Thank you for your recent letter dated 1 July 2010 which we received on 7 July 2010 concerning your request for copies of the signed credit agreement under section 78(77) of the Consumer Credit Act 1974. (The letter of 1/7/10 was a default notice I sent them due to non-compliance).

 

My understanding of your complaint is that you are disputing the balance on the account ending 8073 and feel the Bank has breached this Act by not sending the documentation requested within the required timescale.

 

Firstly, section 78 (77) of the Consumer Credit Act 1974 ("The Act") does not apply to current accounts. The current account is not regulated agreement because it provides no credit; section 78 (77) does not apply to the current account agreement. The overdraft agreement provides the credit and this sits seperately from the current account agreement.(Splitting hairs much? It was quite clear what I asked for!)

 

Secondly, credit agreements normally have to comply with Part V of the Act. Part V covers the form and contents of agreements, the signing of agreements and the duty to supply copies of the agreement as part of the process of making an agreement. Part V requires that the agreements be signed by both parties to the agreement and uses the concept of "unexecuted" and "executed" agreements to describe agreements before and after signature by both parties (the meaning of "executed agreement" is also explained in section 189 of the Act). (Thank you for the legal lecture. Which textbook did you cut and paste this from?)

 

However, by section 74(1)(b) of the Act current account overdrafts are given a specific exemption from the Part V formality requirements (this exemption only applies when the OFT grant a Determination under 74(3) and this was given for overdrafts on 21 December 1989, which means that overdraft agreements are not required to be signed by either party to the agreement and are not subject to being described as "unexecuted" or "executed" agreements under the Act.

 

Section 78(77) of the Act requires a creditor to provide a copy of the executed agreement, if any. For the reasons described above, there is no executed overdraft agreement and consequently no duty under section 78(77) to provide a copy of one.

 

Due to a Final Demand being issued on your account dated 7 June 2010, this required that the full balance was repaid within a given eighteen day timescale. As this was not adhered to the account was closed and sent to MCS on 7/7/2010.

 

We do not withhold action on accounts that are operating outside the agreed terms and conditions. As your account is being administered by MCS, you will need to contact them directly in relation applied to your credit report.

 

As stated in the Final Demand letter, should your account be passed to a Collections Agency, we will pass details of the default to Credit Reference Agencies (but, is MCS a Collections Agency as it is part of HSBC?)

 

--Bit about referral to FOS --

 

With respect to your comments regarding the Data Protection Act, you have my assurance that HSBC complies with all aspsects of the Act and this compliance is regularly monitored.
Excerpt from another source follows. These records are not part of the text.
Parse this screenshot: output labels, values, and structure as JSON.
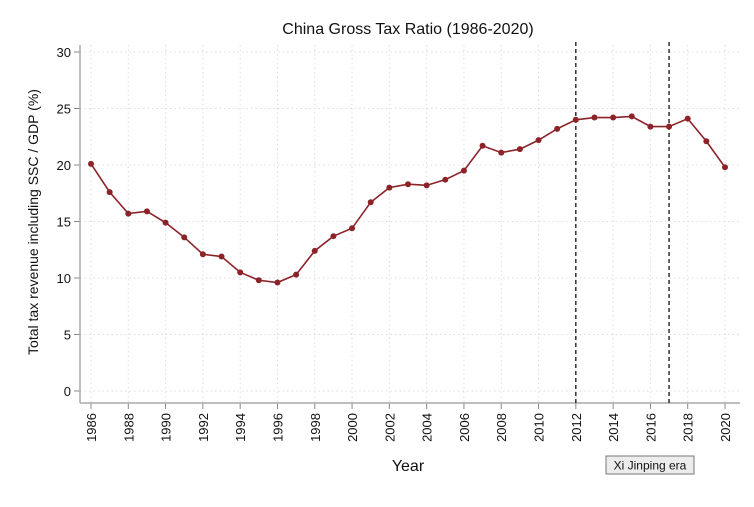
{
  "chart_data": {
    "type": "line",
    "title": "China Gross Tax Ratio (1986-2020)",
    "xlabel": "Year",
    "ylabel": "Total tax revenue including SSC / GDP (%)",
    "xlim": [
      1986,
      2020
    ],
    "ylim": [
      0,
      30
    ],
    "yticks": [
      0,
      5,
      10,
      15,
      20,
      25,
      30
    ],
    "xticks": [
      1986,
      1988,
      1990,
      1992,
      1994,
      1996,
      1998,
      2000,
      2002,
      2004,
      2006,
      2008,
      2010,
      2012,
      2014,
      2016,
      2018,
      2020
    ],
    "grid": true,
    "line_color": "#8b2328",
    "x": [
      1986,
      1987,
      1988,
      1989,
      1990,
      1991,
      1992,
      1993,
      1994,
      1995,
      1996,
      1997,
      1998,
      1999,
      2000,
      2001,
      2002,
      2003,
      2004,
      2005,
      2006,
      2007,
      2008,
      2009,
      2010,
      2011,
      2012,
      2013,
      2014,
      2015,
      2016,
      2017,
      2018,
      2019,
      2020
    ],
    "values": [
      20.1,
      17.6,
      15.7,
      15.9,
      14.9,
      13.6,
      12.1,
      11.9,
      10.5,
      9.8,
      9.6,
      10.3,
      12.4,
      13.7,
      14.4,
      16.7,
      18.0,
      18.3,
      18.2,
      18.7,
      19.5,
      21.7,
      21.1,
      21.4,
      22.2,
      23.2,
      24.0,
      24.2,
      24.2,
      24.3,
      23.4,
      23.4,
      24.1,
      22.1,
      19.8
    ],
    "reference_lines": [
      2012,
      2017
    ],
    "annotation": "Xi Jinping era"
  }
}
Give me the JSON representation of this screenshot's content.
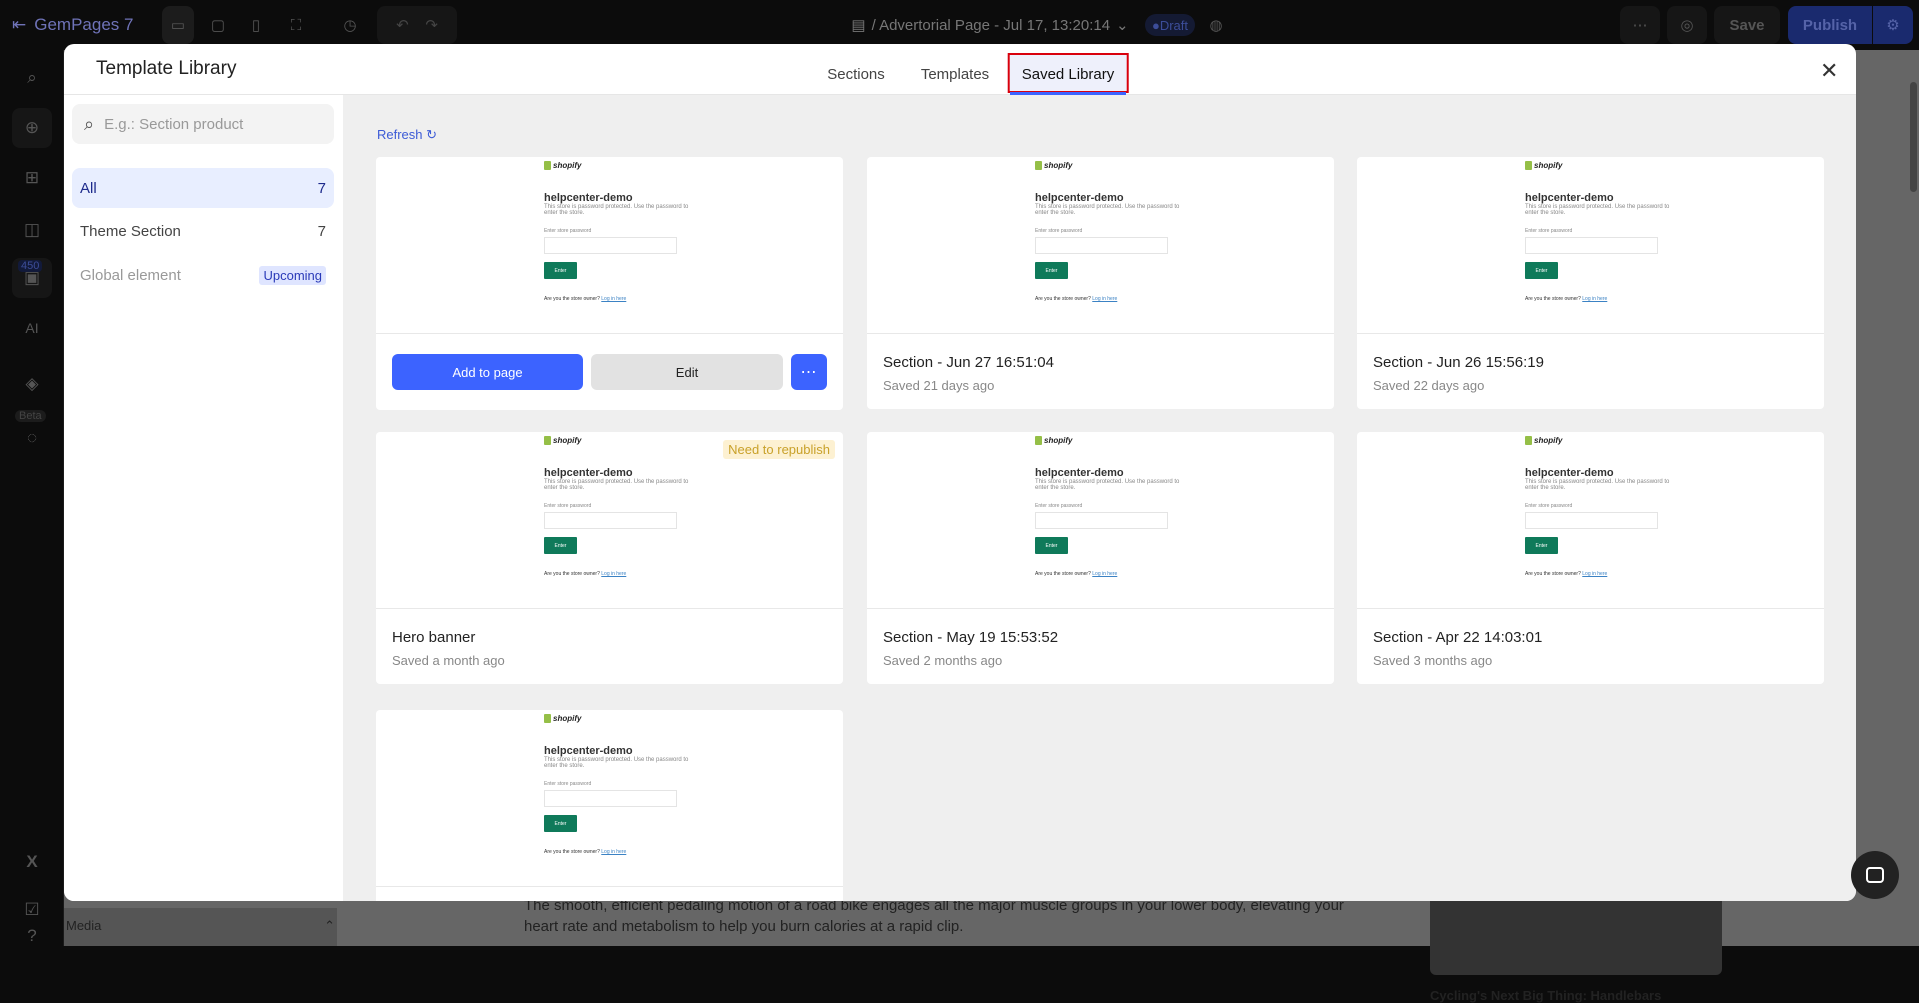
{
  "topbar": {
    "app_name": "GemPages 7",
    "page_title": "/ Advertorial Page - Jul 17, 13:20:14",
    "status": "Draft",
    "more_label": "⋯",
    "save_label": "Save",
    "publish_label": "Publish"
  },
  "rail": {
    "badge_count": "450",
    "ai_label": "AI",
    "beta_label": "Beta"
  },
  "background_page": {
    "paragraph": "The smooth, efficient pedaling motion of a road bike engages all the major muscle groups in your lower body, elevating your heart rate and metabolism to help you burn calories at a rapid clip.",
    "caption": "Cycling's Next Big Thing: Handlebars",
    "media_label": "Media"
  },
  "modal": {
    "title": "Template Library",
    "tabs": [
      {
        "label": "Sections"
      },
      {
        "label": "Templates"
      },
      {
        "label": "Saved Library",
        "active": true
      }
    ],
    "search": {
      "placeholder": "E.g.: Section product",
      "value": ""
    },
    "categories": [
      {
        "label": "All",
        "count": "7"
      },
      {
        "label": "Theme Section",
        "count": "7"
      },
      {
        "label": "Global element",
        "badge": "Upcoming"
      }
    ],
    "refresh_label": "Refresh",
    "actions": {
      "add": "Add to page",
      "edit": "Edit",
      "more": "⋯"
    },
    "preview": {
      "brand": "shopify",
      "store": "helpcenter-demo",
      "desc": "This store is password protected. Use the password to enter the store.",
      "pw_label": "Enter store password",
      "enter": "Enter",
      "owner": "Are you the store owner?",
      "login": "Log in here"
    },
    "items": [
      {
        "name": "",
        "saved": "",
        "hovered": true
      },
      {
        "name": "Section - Jun 27 16:51:04",
        "saved": "Saved 21 days ago"
      },
      {
        "name": "Section - Jun 26 15:56:19",
        "saved": "Saved 22 days ago"
      },
      {
        "name": "Hero banner",
        "saved": "Saved a month ago",
        "badge": "Need to republish"
      },
      {
        "name": "Section - May 19 15:53:52",
        "saved": "Saved 2 months ago"
      },
      {
        "name": "Section - Apr 22 14:03:01",
        "saved": "Saved 3 months ago"
      },
      {
        "name": "",
        "saved": ""
      }
    ]
  }
}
Of course, you may wish challenge this in law, however, you should be aware that the Bank would vigorously defend its position and remains confident of a positive outcome. (This was the standard bit asking them to cease processing my data or contest this with reason within 21 days, otherwise said processing would be unlawful. They haven't complied with this, have they?)

 

Letter then concludes with usual stuff about who to write to next, etc.

 

So, where do I go next? I haven't yet taken any action under the DPA - maybe a complaint to the ICO about this and the other accounts that are clearly continuing to process my data despite my consent being withdrawn and this not being challenged by them. I suppose I might as well progress my complaint about the way the overdraft was removed etc. to the next level so I can refer to the FOS later. Any other advice though?